Pio XI não só adotou a teoria marxista da concentração da riqueza, mas também denunciou a “ditadura” do capitalismo. “Em primeiro lugar, é óbvio que não só há concentração de riqueza em nossos tempos, mas um imenso poder e uma ditadura econômica despótica se consolidam nas mãos de poucos…” [25] “Essa ditadura”, declarou Pio XI,
“está sendo exercida com mais força por aqueles que, uma vez que detêm o dinheiro e o controlam completamente, controlam também o crédito e administram o empréstimo de dinheiro. Consequentemente, eles regulam o fluxo, por assim dizer, do sangue vital que nutre todo o sistema econômico e têm tão firmemente em suas mãos a alma, por assim dizer, da vida econômica que ninguém pode respirar contra sua vontade.” [26]
Nessas palavras se podem ouvir os ecos das denúncias contra o dinheiro e a usura da Igreja-Estado Romana medieval, denúncias que tonalizavam quase imperceptivelmente o anti-semitismo da Igreja. Afinal, o capitalismo, o dinheiro e os judeus estavam intimamente ligados nas mentes dos católicos, pois quando a Igreja-Estado conseguiu impedi-los de cobrar juros sobre empréstimos, [27] os judeus se tornaram os banqueiros da Europa. Denunciar os banqueiros era praticamente denunciar os judeus e vice-versa. “A livre concorrência destruiu a si mesma”, escreveu Pio XI, “a ditadura econômica suplantou o livre mercado; a ambição desenfreada de poder também superou a ganância de ganho; toda a vida econômica se tornou tragicamente difícil, inexorável e cruel”. [28]

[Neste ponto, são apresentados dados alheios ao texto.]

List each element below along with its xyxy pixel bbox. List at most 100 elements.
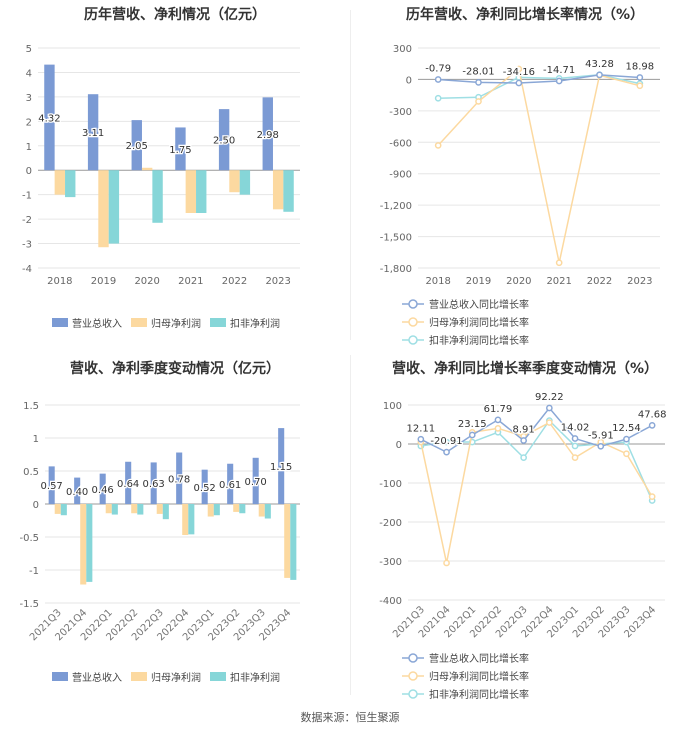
- data-label: 1.75: [169, 145, 191, 156]
- data-label: 0.63: [143, 479, 165, 490]
- legend-label: 归母净利润: [151, 671, 201, 684]
- series-line-0: [438, 74, 640, 84]
- data-label: 0.46: [92, 485, 114, 496]
- y-tick-label: 0: [33, 500, 39, 511]
- y-tick-label: 1.5: [23, 401, 39, 412]
- y-tick-label: 300: [393, 44, 412, 55]
- y-tick-label: 0: [396, 440, 402, 451]
- y-tick-label: 3: [26, 93, 32, 104]
- bar-net-profit: [272, 170, 284, 210]
- series-point: [468, 431, 476, 439]
- legend-label: 营业总收入: [72, 671, 122, 684]
- bar-revenue: [218, 109, 230, 171]
- data-label: -34.16: [503, 67, 535, 78]
- bar-revenue: [176, 452, 183, 504]
- series-point: [555, 259, 563, 267]
- y-tick-label: -1.5: [19, 599, 39, 610]
- data-label: 1.15: [270, 462, 292, 473]
- bar-deducted-profit: [137, 504, 144, 515]
- y-tick-label: 100: [383, 401, 402, 412]
- bar-revenue: [131, 120, 142, 171]
- series-line-1: [437, 67, 641, 263]
- y-tick-label: 4: [26, 68, 32, 79]
- bar-deducted-profit: [65, 170, 76, 198]
- quarterly-bar-chart: -1.5-1-0.500.511.50.572021Q30.402021Q40.…: [19, 401, 300, 684]
- legend-marker: [408, 299, 418, 309]
- bar-deducted-profit: [213, 504, 220, 516]
- y-tick-label: -1: [29, 566, 39, 577]
- bar-net-profit: [284, 504, 291, 578]
- chart-title: 营收、净利季度变动情况（亿元）: [70, 361, 280, 377]
- data-label: 61.79: [484, 404, 513, 415]
- x-tick-label: 2023: [265, 276, 290, 287]
- y-tick-label: -100: [379, 479, 402, 490]
- data-label: 43.28: [585, 59, 614, 70]
- bar-net-profit: [141, 167, 153, 171]
- legend-swatch: [131, 318, 147, 327]
- y-tick-label: -300: [389, 107, 412, 118]
- legend-marker: [408, 317, 418, 327]
- bar-deducted-profit: [152, 170, 163, 223]
- series-line-0: [420, 406, 653, 454]
- data-label: 2.05: [126, 141, 148, 152]
- y-tick-label: -1,200: [380, 201, 412, 212]
- x-tick-label: 2022: [587, 276, 612, 287]
- y-tick-label: -1: [22, 191, 32, 202]
- series-point: [515, 65, 523, 73]
- bar-deducted-profit: [290, 504, 297, 580]
- series-point: [546, 404, 553, 412]
- bar-net-profit: [207, 504, 214, 517]
- bar-revenue: [74, 477, 81, 504]
- y-tick-label: -600: [389, 138, 412, 149]
- series-point: [636, 74, 644, 81]
- bar-revenue: [175, 127, 186, 171]
- series-point: [494, 416, 502, 424]
- quarterly-line-chart: -400-300-200-100010012.112021Q3-20.91202…: [379, 391, 667, 701]
- x-tick-label: 2022: [222, 276, 247, 287]
- bar-deducted-profit: [264, 504, 271, 519]
- legend-label: 归母净利润同比增长率: [429, 670, 529, 683]
- data-label: -28.01: [462, 66, 494, 77]
- data-label: 47.68: [638, 409, 667, 420]
- legend-marker: [408, 653, 418, 663]
- bar-deducted-profit: [283, 170, 294, 212]
- legend-label: 扣非净利润同比增长率: [429, 688, 529, 700]
- series-point: [434, 76, 442, 83]
- x-tick-label: 2021: [546, 276, 571, 287]
- bar-revenue: [48, 466, 55, 504]
- bar-revenue: [201, 469, 208, 504]
- annual-bar-chart: -4 -3 -2 -1 0 1 2 3 4 5 4.32 2018 3.11 2019 2.05 2020 1.…: [22, 44, 300, 330]
- series-point: [648, 493, 656, 500]
- data-label: 8.91: [513, 425, 535, 436]
- bar-revenue: [87, 94, 99, 171]
- y-tick-label: -1,800: [380, 264, 412, 275]
- bar-deducted-profit: [60, 504, 67, 516]
- y-tick-label: -300: [379, 557, 402, 568]
- legend-swatch: [52, 318, 68, 327]
- bar-net-profit: [98, 170, 109, 248]
- annual-growth-panel: 历年营收、净利同比增长率情况（%） -1,800 -1,500 -1,200 -900…: [350, 0, 700, 347]
- data-label: 0.57: [41, 481, 63, 492]
- y-tick-label: -1,500: [380, 233, 412, 244]
- series-point: [555, 77, 563, 85]
- data-label: 4.32: [38, 113, 60, 124]
- panel-divider-bottom: [350, 355, 351, 695]
- bar-revenue: [262, 97, 273, 171]
- data-label: 92.22: [535, 392, 564, 403]
- bar-deducted-profit: [239, 504, 246, 514]
- data-label: -0.79: [425, 64, 451, 75]
- legend-label: 营业总收入同比增长率: [429, 652, 529, 665]
- y-tick-label: -900: [389, 170, 412, 181]
- data-label: 2.98: [257, 130, 279, 141]
- data-label: 0.61: [219, 480, 241, 491]
- legend-label: 归母净利润同比增长率: [429, 316, 529, 329]
- chart-title: 历年营收、净利情况（亿元）: [84, 7, 266, 23]
- series-point: [494, 425, 502, 432]
- bar-net-profit: [258, 504, 265, 517]
- bar-revenue: [252, 457, 259, 504]
- x-tick-label: 2018: [425, 276, 450, 287]
- annual-revenue-profit-panel: 历年营收、净利情况（亿元） -4 -3 -2 -1 0 1 2 3 4 5 4.32 2018 3.11…: [0, 0, 350, 345]
- series-point: [443, 448, 450, 456]
- y-tick-label: 0.5: [23, 467, 39, 478]
- y-tick-label: 1: [26, 142, 32, 153]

Depois de denunciar repetidamente o capitalismo em termos lúgubres, Pio XI disse algumas palavras gentis sobre o socialismo: “O socialismo se inclina para e em certa medida se aproxima das verdades que a tradição cristã sempre considerou sagradas; pois não se pode negar que suas demandas às vezes se aproximam muito daquelas em que os reformadores cristãos da sociedade justamente insistem”. [29]
O socialismo não apenas “se inclina” e “se aproxima” dos princípios católicos, chegando “muito perto” deles, mas
“… pode até chegar ao ponto em que, imperceptivelmente, essas ideias do socialismo mais moderado não serão muito diferentes dos desejos e demandas daqueles que estão se esforçando para remodelar a sociedade humana com base nos princípios cristãos. Certos tipos de propriedade, corretamente afirmado, devem ser reservados ao Estado, visto que carregam consigo um poder dominante tão grande que não pode, sem perigo para o bem-estar geral, ser confiado a particulares.” [30]
Na mesma encíclica, Pio XI escreveu:
“A guerra declarada contra a propriedade privada também diminuiu cada vez mais, de tal forma que hoje em dia não é propriamente a posse dos meios de produção que se ataca, mas sim aquele tipo de governo social que, em violação de toda a justiça, foi apreendido e usurpado pelos donos da riqueza. Este governo pertence, de fato, não aos proprietários individuais, mas ao Estado. Se essas mudanças continuarem, pode muito bem acontecer que gradualmente os princípios do socialismo moderado não sejam tão diferentes do programa daqueles que buscam reformar a sociedade humana de acordo com os princípios cristãos. Pois é corretamente afirmado que certas formas de propriedade devem ser reservadas ao Estado…” [31]
João Paulo II escreveu Sollicitudo Rei Socialis, Sobre a Preocupação Social, em 1987, porque
“É necessário reafirmar o princípio característico da doutrina social cristã: os bens deste mundo são originalmente destinados a todos. O direito à propriedade privada é válido e necessário, mas não anula o valor deste princípio. A propriedade privada, de fato, está sob uma ‘hipoteca social’, o que significa que tem uma função intrinsecamente social, baseada e justificada precisamente pelo princípio da destinação universal dos bens.” [32]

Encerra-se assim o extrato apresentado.